Alex Augustine

Personal information
- Full name: Alex Pierre Adrien Augustine
- Date of birth: 8 September 1956 (age 70)
- Place of birth: Fort-de-France, Martinique
- Position: Forward

Senior career*
- Years: Team / Apps / (Gls)
- 0000–1974: Le Havre Caucriauville Sportif
- 1974–1978: Le Havre B
- 1978–1981: Le Havre / 5 / (0)
- 1982: CS Saint-Denis
- 1982–1983: AM Neiges
- 1983–1984: CA Castets-en-Dorthe
- 1984: JS Saint-Pierroise
- 1985–1988: CS Saint-Denis /  / (20+)
- 1989–1990: JS Saint-Pierroise
- 1991: CS Saint-Denis
- 1992: AS Saint-Louisienne
- 1993: AS Marsouins
- 1994: MJC Sainte-Suzanne [fr]
- 1995: JS Gauloise
- 1996: US Saint-André Léopards
- 1997: US Desbassyns
- 2001: AS Chaudron / 1 / (0)

International career
- 1986–1990: Réunion / 4 / (1)

Managerial career
- 2015: US Sainte-Marienne (technical director)
- 2020: AS Bretagne

= Alex Augustine =

Réunion footballer and administrator (born 1956)

Alex Pierre Adrien Augustine (born 8 September 1956) is a football administrator and former footballer who played as a forward. Born in Martinique, he represented the Réunion national team.

==Playing career==
Augustine began his career in France with Le Havre Caucriauville Sportif, before joining Le Havre AC, where he made five appearances in the French Division 2. After brief stints in the fifth division of French football, he played for multiple clubs in Réunion, notably for CS Saint-Denis and JS Saint-Pierroise.

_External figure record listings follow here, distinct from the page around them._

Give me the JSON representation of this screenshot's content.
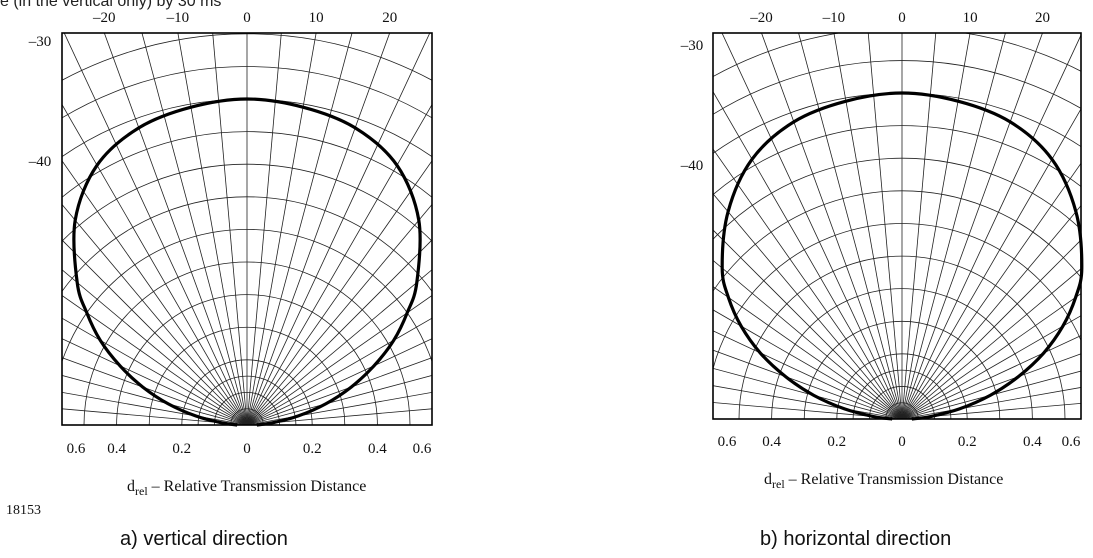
{
  "top_snippet": "e (in the vertical only) by 30 ms",
  "figure_id": "18153",
  "xlabel_main": "d",
  "xlabel_sub": "rel",
  "xlabel_rest": " – Relative Transmission Distance",
  "chart_data": [
    {
      "type": "polar-line",
      "caption": "a) vertical direction",
      "angle_ticks": [
        "–20",
        "–10",
        "0",
        "10",
        "20"
      ],
      "side_ticks": [
        "–30",
        "–40"
      ],
      "x_ticks": [
        "0.6",
        "0.4",
        "0.2",
        "0",
        "0.2",
        "0.4",
        "0.6"
      ],
      "angle_grid_step_deg": 5,
      "radius_grid": [
        0.05,
        0.1,
        0.15,
        0.2,
        0.3,
        0.4,
        0.5,
        0.6,
        0.7,
        0.8,
        0.9,
        1.0,
        1.1,
        1.2
      ],
      "series": [
        {
          "angles_deg": [
            0,
            10,
            20,
            30,
            40,
            50,
            55,
            60,
            65,
            70,
            75,
            80,
            85,
            90
          ],
          "distance_rel": [
            1.0,
            0.99,
            0.97,
            0.92,
            0.82,
            0.68,
            0.6,
            0.52,
            0.43,
            0.34,
            0.25,
            0.16,
            0.08,
            0.03
          ]
        }
      ]
    },
    {
      "type": "polar-line",
      "caption": "b) horizontal direction",
      "angle_ticks": [
        "–20",
        "–10",
        "0",
        "10",
        "20"
      ],
      "side_ticks": [
        "–30",
        "–40"
      ],
      "x_ticks": [
        "0.6",
        "0.4",
        "0.2",
        "0",
        "0.2",
        "0.4",
        "0.6"
      ],
      "angle_grid_step_deg": 5,
      "radius_grid": [
        0.05,
        0.1,
        0.15,
        0.2,
        0.3,
        0.4,
        0.5,
        0.6,
        0.7,
        0.8,
        0.9,
        1.0,
        1.1,
        1.2
      ],
      "series": [
        {
          "angles_deg": [
            0,
            10,
            20,
            30,
            40,
            50,
            55,
            60,
            65,
            70,
            75,
            80,
            85,
            90
          ],
          "distance_rel": [
            1.0,
            0.99,
            0.97,
            0.92,
            0.83,
            0.72,
            0.65,
            0.57,
            0.48,
            0.38,
            0.28,
            0.18,
            0.09,
            0.03
          ]
        }
      ]
    }
  ]
}
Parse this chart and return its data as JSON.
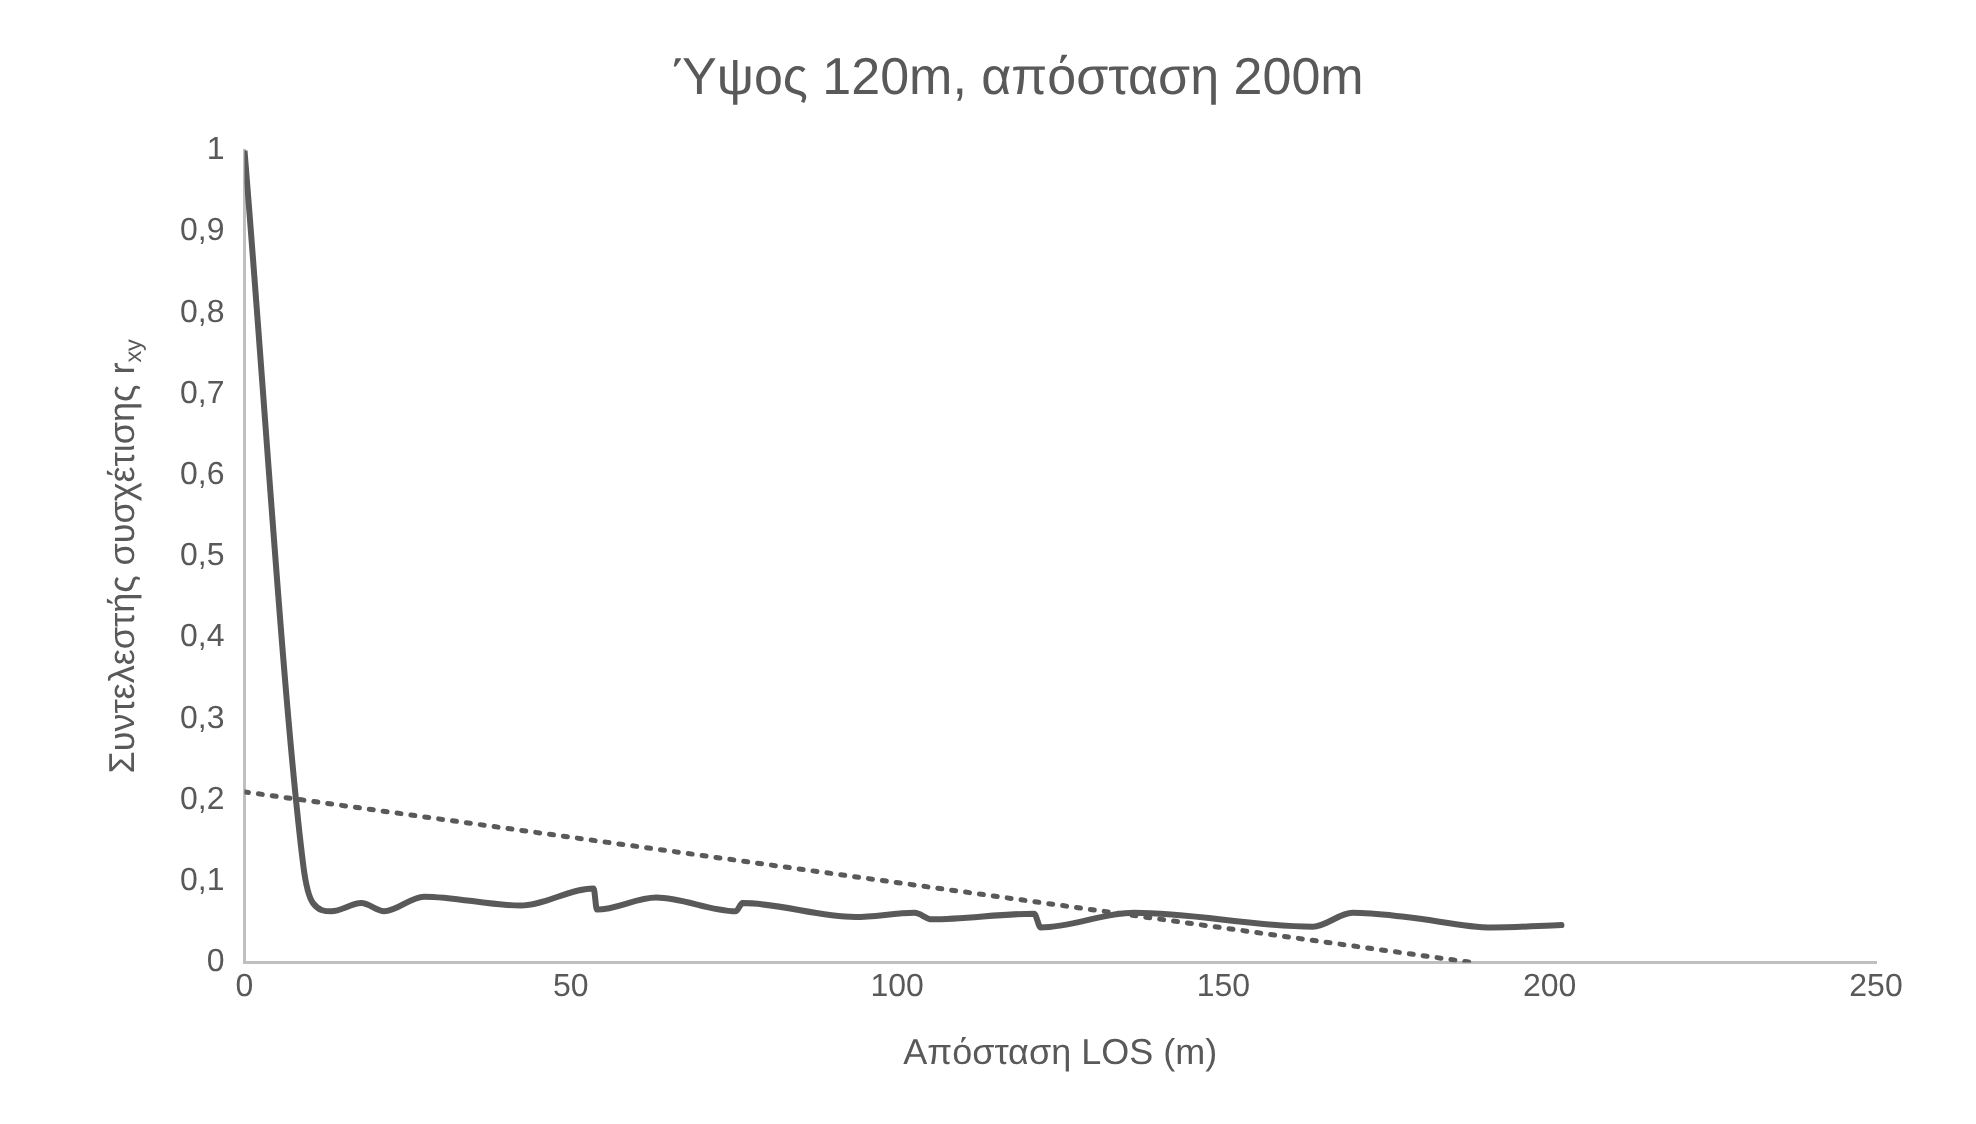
{
  "chart_data": {
    "type": "line",
    "title": "Ύψος 120m, απόσταση 200m",
    "xlabel": "Απόσταση LOS (m)",
    "ylabel": "Συντελεστής συσχέτισης r$_{xy}$",
    "xlim": [
      0,
      250
    ],
    "xticks": [
      0,
      50,
      100,
      150,
      200,
      250
    ],
    "ylim": [
      0,
      1
    ],
    "yticks": [
      0,
      {
        "value": 0.1,
        "label": "0,1"
      },
      {
        "value": 0.2,
        "label": "0,2"
      },
      {
        "value": 0.3,
        "label": "0,3"
      },
      {
        "value": 0.4,
        "label": "0,4"
      },
      {
        "value": 0.5,
        "label": "0,5"
      },
      {
        "value": 0.6,
        "label": "0,6"
      },
      {
        "value": 0.7,
        "label": "0,7"
      },
      {
        "value": 0.8,
        "label": "0,8"
      },
      {
        "value": 0.9,
        "label": "0,9"
      },
      1
    ],
    "grid": false,
    "legend": false,
    "marker": "none",
    "series": [
      {
        "color": "#595959",
        "line_style": "solid",
        "x": [
          0,
          9,
          10.5,
          13.3,
          17.9,
          21.4,
          27.5,
          42.3,
          53.5,
          54,
          63.1,
          75.3,
          76.3,
          93.6,
          102.7,
          105.3,
          121,
          122,
          136.3,
          163.7,
          169.8,
          178,
          191.2,
          201.8
        ],
        "values": [
          1,
          0.12,
          0.073,
          0.063,
          0.073,
          0.063,
          0.081,
          0.07,
          0.091,
          0.065,
          0.08,
          0.063,
          0.073,
          0.056,
          0.061,
          0.053,
          0.06,
          0.043,
          0.061,
          0.044,
          0.061,
          0.056,
          0.043,
          0.046
        ]
      },
      {
        "color": "#595959",
        "line_style": "dotted",
        "x": [
          0,
          188
        ],
        "values": [
          0.21,
          0
        ]
      }
    ]
  }
}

He made four appearances for the Réunion national team between 1986 and 1990, including at the 1990 Indian Ocean Island Games.

==Post-playing career==
In June 2015, Augustine was the technical director of US Sainte-Marienne, with the club competing in the inaugural Paris World Games that year. Between November 2015 and December 2016, he served as the interim president of the Ligue réunionnaise de football, the football federation of Réunion.

In September 2020, he announced his intentions to run for president, losing the election a few months later to incumbent Yves Ethève. Shortly after, he filed a complaint over voting irregularities to the Saint-Denis judicial court, who annulled the election's results in May 2023. However, the decision was overturned following an appeal in December 2025, with the courts ordering Augustine to pay the federation €5,500 in compensation.

Augustine tried running for the presidency again in 2024, but was disqualified from entering the election, alongside two other candidates, with the decision later being appealed to the French National Olympic and Sports Committee.

==Personal life==
Augustine's daughter, Valérie Gauvin, is a footballer who represented the France women's national team at the 2019 FIFA Women's World Cup.